LISZT: Piano Sonata in B Minor; Mazeppa; Mephisto Waltz – Felix Ardanaz, piano – Orpheus

by | Mar 26, 2015 | Classical CD Reviews

LISZT: Piano Sonata in B Minor; Mazeppa; Mephisto Waltz – Felix Ardanaz, piano – Orpheus OR 3906-1828, 50:30 (6/7/14) *****:

Among the last pupils of Alicia de Larrocha, Spanish virtuoso Felix Ardanaz (b. 1989) addresses the titanic solo pieces of Franz Liszt (rec. 16-17 September 2010) with grand style.  Ardanaz manages to convey in the 1853 B Minor Sonata both the epic passions and tumultuous energies in the Faust tale, but no less the suavely sculptured tenderness – Quasi Adagio – that infiltrates the score with an eros that would appeal to such a kindred spirit as Scriabin. The sheer flexibility of the Ardanaz trill warrants a hearing, besides the manic thunder of the transitions and the insistence on the pedal Ds in the bass. The music’s eventual move to Liszt’s favorite “spiritual” (Andante sostenuto) key of F-sharp Major proves the “point” of the spiritual journey, as the music evolves from a ground motif that assumes the permutations Liszt learned from his absorption of scores from Beethoven and Schubert. His realization of the Grandioso version of the theme quite sweeps us away, as vocal as it is dramatic. The fugal section, Allegro energico, combines Bach counterpoint with Liszt’s ironic stretti, in lovely, articulately clear definition, culminating a towering Piu mosso expression of the main theme. The Prestissimo section simply staggers the ear. Ardanaz renews our own convictions that the Liszt Sonata embodies one of the wonders of Romantic repertory.

I first heard the Transcendental Etude No. 4 in D minor “Mazeppa” in a transferred historic performance of Moritz Rosenthal.
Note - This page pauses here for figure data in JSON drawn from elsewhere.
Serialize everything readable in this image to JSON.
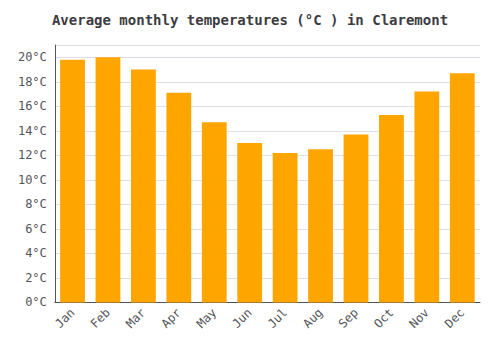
{
  "chart_data": {
    "type": "bar",
    "title": "Average monthly temperatures (°C ) in Claremont",
    "categories": [
      "Jan",
      "Feb",
      "Mar",
      "Apr",
      "May",
      "Jun",
      "Jul",
      "Aug",
      "Sep",
      "Oct",
      "Nov",
      "Dec"
    ],
    "values": [
      19.8,
      20.0,
      19.0,
      17.1,
      14.7,
      13.0,
      12.2,
      12.5,
      13.7,
      15.3,
      17.2,
      18.7
    ],
    "color": "#FFA500",
    "ylim": [
      0,
      21
    ],
    "yticks": [
      {
        "value": 0,
        "label": "0°C"
      },
      {
        "value": 2,
        "label": "2°C"
      },
      {
        "value": 4,
        "label": "4°C"
      },
      {
        "value": 6,
        "label": "6°C"
      },
      {
        "value": 8,
        "label": "8°C"
      },
      {
        "value": 10,
        "label": "10°C"
      },
      {
        "value": 12,
        "label": "12°C"
      },
      {
        "value": 14,
        "label": "14°C"
      },
      {
        "value": 16,
        "label": "16°C"
      },
      {
        "value": 18,
        "label": "18°C"
      },
      {
        "value": 20,
        "label": "20°C"
      }
    ],
    "grid": true
  }
}
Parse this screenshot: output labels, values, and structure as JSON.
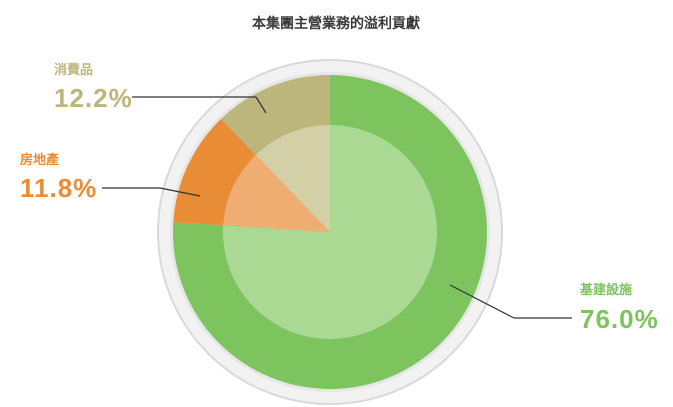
{
  "chart_data": {
    "type": "pie",
    "title": "本集團主營業務的溢利貢獻",
    "slices": [
      {
        "label": "基建設施",
        "value_text": "76.0%",
        "value": 76.0,
        "color": "#7dc45e",
        "inner_color": "#a9d992"
      },
      {
        "label": "房地產",
        "value_text": "11.8%",
        "value": 11.8,
        "color": "#e98c36",
        "inner_color": "#f0ad72"
      },
      {
        "label": "消費品",
        "value_text": "12.2%",
        "value": 12.2,
        "color": "#bcb67d",
        "inner_color": "#d3cfa6"
      }
    ],
    "legend": "callout labels"
  }
}
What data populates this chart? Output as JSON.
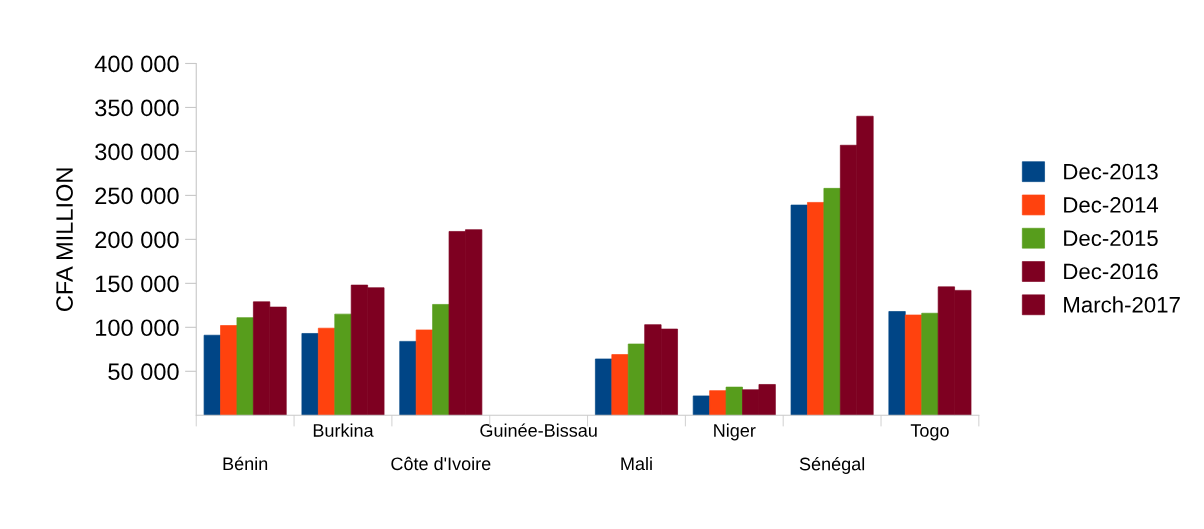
{
  "chart_data": {
    "type": "bar",
    "ylabel": "CFA MILLION",
    "categories": [
      "Bénin",
      "Burkina",
      "Côte d'Ivoire",
      "Guinée-Bissau",
      "Mali",
      "Niger",
      "Sénégal",
      "Togo"
    ],
    "series": [
      {
        "name": "Dec-2013",
        "color": "#004586",
        "values": [
          91000,
          93000,
          84000,
          null,
          64000,
          22000,
          239000,
          118000
        ]
      },
      {
        "name": "Dec-2014",
        "color": "#ff420e",
        "values": [
          102000,
          99000,
          97000,
          null,
          69000,
          28000,
          242000,
          114000
        ]
      },
      {
        "name": "Dec-2015",
        "color": "#579d1c",
        "values": [
          111000,
          115000,
          126000,
          null,
          81000,
          32000,
          258000,
          116000
        ]
      },
      {
        "name": "Dec-2016",
        "color": "#7e0021",
        "values": [
          129000,
          148000,
          209000,
          null,
          103000,
          29000,
          307000,
          146000
        ]
      },
      {
        "name": "March-2017",
        "color": "#7e0021",
        "values": [
          123000,
          145000,
          211000,
          null,
          98000,
          35000,
          340000,
          142000
        ]
      }
    ],
    "ylim": [
      0,
      400000
    ],
    "yticks": [
      {
        "value": 50000,
        "label": "50 000"
      },
      {
        "value": 100000,
        "label": "100 000"
      },
      {
        "value": 150000,
        "label": "150 000"
      },
      {
        "value": 200000,
        "label": "200 000"
      },
      {
        "value": 250000,
        "label": "250 000"
      },
      {
        "value": 300000,
        "label": "300 000"
      },
      {
        "value": 350000,
        "label": "350 000"
      },
      {
        "value": 400000,
        "label": "400 000"
      }
    ],
    "grid": false,
    "legend": "right"
  }
}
The musical portrait of the Cossack hero lashed to a horse’s back for having had an affair with Countess Theresa, originally depicted in literature by Lord Byron, conveys staggering power in Liszt. The thundering of the horse’s hooves, staccatissimo, test the dexterity and endurance of the index and fourth fingers, which must compete with thirds and octaves in massive leaps. The mass of Ardanaz’s chromatic scales, interrupted by more liquid arpeggios, certainly rivals, for sheer magnitude of sonic propulsion, anything we know from prior performances by Cziffra and Bolet. The Allegro deciso section bursts with hectic, massive energy. The finale indulges Liszt’s innate sense of the grandiloquent as Mazeppa experiences an apotheosis, falling and then rising into glory.

The pungent fifths that open the Mephisto Waltz No. 1 prove mother’s milk to Ardanaz, who takes the succeeding hurdles of octaves and explosive leaps at a wildly single bound.  Mephisto seizes a fiddle from a lethargic practitioner at a village inn and invokes a sensual waltz for Faust and Gretchen. The lilting passion in digital dialogue that follows conveys the mounting tension and subsequent consummation of the lovers, whose embrace signifies the capture of Faust’s immortal soul. Ardanaz relishes every chord and trill that embellish the wild dance, sweet nightingale’s song, and feverish culmination of the Goethe epic by way of Nikolaus Lenau. Ardanaz takes the final pages to a thrilling climax, culminating in broken chords and waves of percussive octaves, the “voluptuous waves of love,” according to the poet. The keyboard sound of the Ardanaz Steinway D literally shimmers in “orchestral” effects, courtesy of recording engineer Juanan Ros. We don’t realize the performance has been “live” until the audience sails into ecstatic convulsions.